En faisant endosser le rôle de l’ancien mercenaire à Sam Shepard, comédien incontournable qui trimballe avec lui tout un fragment de l’Ouest américain (des Moissons du Ciel à L’assassinat de Jesse James..., en passant bien évidemment par Paris, Texas), Mateo Gil confirme sa volonté de s’emparer à bras le corps de grandes figures mythologiques, tout en les croisant et en les associant à son propre cinéma ibérique. C’est ainsi le ténébreux Eduardo Noriega, acteur fétiche de cette génération montante de cinéastes (Ouvre les yeux, L’Échine du diable...), qui fait face à Shepard en jeune bandit aux dents longues. Tous deux, contraints de faire équipe dans l’adversité, semblent reformer le tandem d’antan (Butch Cassidy et le Kid), improvisent au vieux loup une sortie de scène... et apprennent progressivement à s’apprivoiser. Le faux buddy-movie tourne au choc des générations : si Shepard figure un "ancien temps" droit dans ses bottes, attaché à des valeurs de loyauté, son compagnon se révèle plus cupide, assoiffé d’argent et d’individualisme, davantage inscrit dans l’ère industrielle naissante. Cette confrontation de deux époques est un lieu commun du western, déjà largement exploité par Peckinpah ou par Sergio Leone (Il était une fois dans l’Ouest, Mon nom est personne), mais que Mateo Gil négocie plutôt bien grâce à un scénario acrobatique qui ménage les rebondissements et les twists. Le voyage initiatique, commencé sous les auspices positives de l’amitié (chaque protagoniste a à apprendre de l’autre), se termine ainsi sur une note inattendue, plus amère, frayant avec la critique sociale (l’exploitation des Indiens).

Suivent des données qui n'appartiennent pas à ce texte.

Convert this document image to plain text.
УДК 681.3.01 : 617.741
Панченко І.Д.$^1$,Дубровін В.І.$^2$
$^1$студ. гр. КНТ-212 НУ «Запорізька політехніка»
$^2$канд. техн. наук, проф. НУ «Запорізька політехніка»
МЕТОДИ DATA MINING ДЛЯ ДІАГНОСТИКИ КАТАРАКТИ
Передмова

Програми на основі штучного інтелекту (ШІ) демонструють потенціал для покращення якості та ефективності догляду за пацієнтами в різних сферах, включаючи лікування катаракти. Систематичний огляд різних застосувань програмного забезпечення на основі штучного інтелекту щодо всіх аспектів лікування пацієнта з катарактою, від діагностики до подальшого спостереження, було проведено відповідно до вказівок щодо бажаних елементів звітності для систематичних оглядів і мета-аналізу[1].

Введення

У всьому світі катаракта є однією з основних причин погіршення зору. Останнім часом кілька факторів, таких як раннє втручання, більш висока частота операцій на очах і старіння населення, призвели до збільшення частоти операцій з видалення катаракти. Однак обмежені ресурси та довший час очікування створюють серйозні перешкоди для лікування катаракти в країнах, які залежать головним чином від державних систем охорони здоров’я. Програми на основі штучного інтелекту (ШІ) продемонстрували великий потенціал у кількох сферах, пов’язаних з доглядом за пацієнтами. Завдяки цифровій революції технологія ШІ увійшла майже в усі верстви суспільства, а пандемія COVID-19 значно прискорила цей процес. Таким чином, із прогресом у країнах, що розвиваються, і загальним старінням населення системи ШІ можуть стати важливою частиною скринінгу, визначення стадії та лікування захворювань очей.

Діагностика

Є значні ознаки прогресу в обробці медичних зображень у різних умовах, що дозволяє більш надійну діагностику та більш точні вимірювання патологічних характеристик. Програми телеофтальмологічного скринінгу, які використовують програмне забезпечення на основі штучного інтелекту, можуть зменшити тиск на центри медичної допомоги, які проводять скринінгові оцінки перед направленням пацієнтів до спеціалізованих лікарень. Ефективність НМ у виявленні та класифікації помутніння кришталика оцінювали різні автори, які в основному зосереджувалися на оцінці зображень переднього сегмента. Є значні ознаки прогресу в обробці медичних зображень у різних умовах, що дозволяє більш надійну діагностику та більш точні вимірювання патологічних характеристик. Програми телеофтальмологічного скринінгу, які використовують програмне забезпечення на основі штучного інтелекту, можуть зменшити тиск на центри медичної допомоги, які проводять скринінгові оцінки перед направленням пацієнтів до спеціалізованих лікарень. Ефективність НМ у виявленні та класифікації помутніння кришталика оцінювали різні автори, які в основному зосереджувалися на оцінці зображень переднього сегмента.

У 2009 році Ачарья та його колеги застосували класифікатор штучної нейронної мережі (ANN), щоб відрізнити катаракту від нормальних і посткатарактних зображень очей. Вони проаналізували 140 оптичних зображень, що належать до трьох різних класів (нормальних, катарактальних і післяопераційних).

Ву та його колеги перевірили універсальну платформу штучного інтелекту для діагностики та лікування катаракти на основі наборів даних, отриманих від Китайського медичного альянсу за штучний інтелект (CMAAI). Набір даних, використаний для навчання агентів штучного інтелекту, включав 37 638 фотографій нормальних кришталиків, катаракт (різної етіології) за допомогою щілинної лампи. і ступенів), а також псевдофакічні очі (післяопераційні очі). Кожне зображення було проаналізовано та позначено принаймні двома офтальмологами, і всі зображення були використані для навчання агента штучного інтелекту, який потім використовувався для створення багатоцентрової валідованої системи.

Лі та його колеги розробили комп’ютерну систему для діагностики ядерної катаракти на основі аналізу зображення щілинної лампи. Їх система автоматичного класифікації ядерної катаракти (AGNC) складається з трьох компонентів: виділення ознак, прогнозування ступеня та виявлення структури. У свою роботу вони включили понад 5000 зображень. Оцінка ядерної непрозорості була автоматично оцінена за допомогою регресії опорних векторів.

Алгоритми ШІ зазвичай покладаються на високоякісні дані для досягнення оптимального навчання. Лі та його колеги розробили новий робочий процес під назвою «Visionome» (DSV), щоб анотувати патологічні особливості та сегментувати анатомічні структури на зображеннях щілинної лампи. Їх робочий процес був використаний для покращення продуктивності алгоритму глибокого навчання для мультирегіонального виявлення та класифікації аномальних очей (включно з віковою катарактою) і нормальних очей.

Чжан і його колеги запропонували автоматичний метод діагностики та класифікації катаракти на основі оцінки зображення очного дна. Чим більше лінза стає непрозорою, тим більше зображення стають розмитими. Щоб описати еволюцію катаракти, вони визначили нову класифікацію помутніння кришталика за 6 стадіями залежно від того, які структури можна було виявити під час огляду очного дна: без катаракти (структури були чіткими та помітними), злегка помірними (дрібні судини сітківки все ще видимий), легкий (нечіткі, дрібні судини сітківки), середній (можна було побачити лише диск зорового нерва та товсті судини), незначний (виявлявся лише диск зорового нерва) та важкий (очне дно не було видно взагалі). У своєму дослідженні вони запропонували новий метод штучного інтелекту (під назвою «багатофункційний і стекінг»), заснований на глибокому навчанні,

La mise en scène de Mateo Gil, classique mais souvent somptueuse, magnifie les décors tout autant que les rapports humains. Parfois d’une réelle ampleur, elle confirme le film dans sa qualité de spectacle à l’ancienne, modeste et fait avec soin, guidé par la passion. La déférence du réalisateur envers ses classiques ne va pas, il faut bien le dire, sans une certaine frilosité, qui l’empêche régulièrement de décoller vers les cimes élégiaques qu’il semble convoiter. Les (nombreuses) scènes de flash-back, retraçant la jeunesse de Cassidy et son amitié avec le Sundance Kid, accusent ainsi leur allégeance au film culte de George Roy Hill, mais sont aussi les plus faibles du métrage. Davantage concluant dans son versant "présent", soutenu par une paire d’acteurs aux univers différents mais en parfaite alchimie, Blackthorn teinte sa noirceur crépusculaire de couleurs plus ouatées, son pessimisme de doux désenchantement, sa dureté rêche d’un peu de baume et de coton. La voix rocailleuse de Shepard, chantonnant une ballade dans le générique de fin, résonne alors comme un délicat requiem, celui d’une époque révolue et d’une amitié manquée.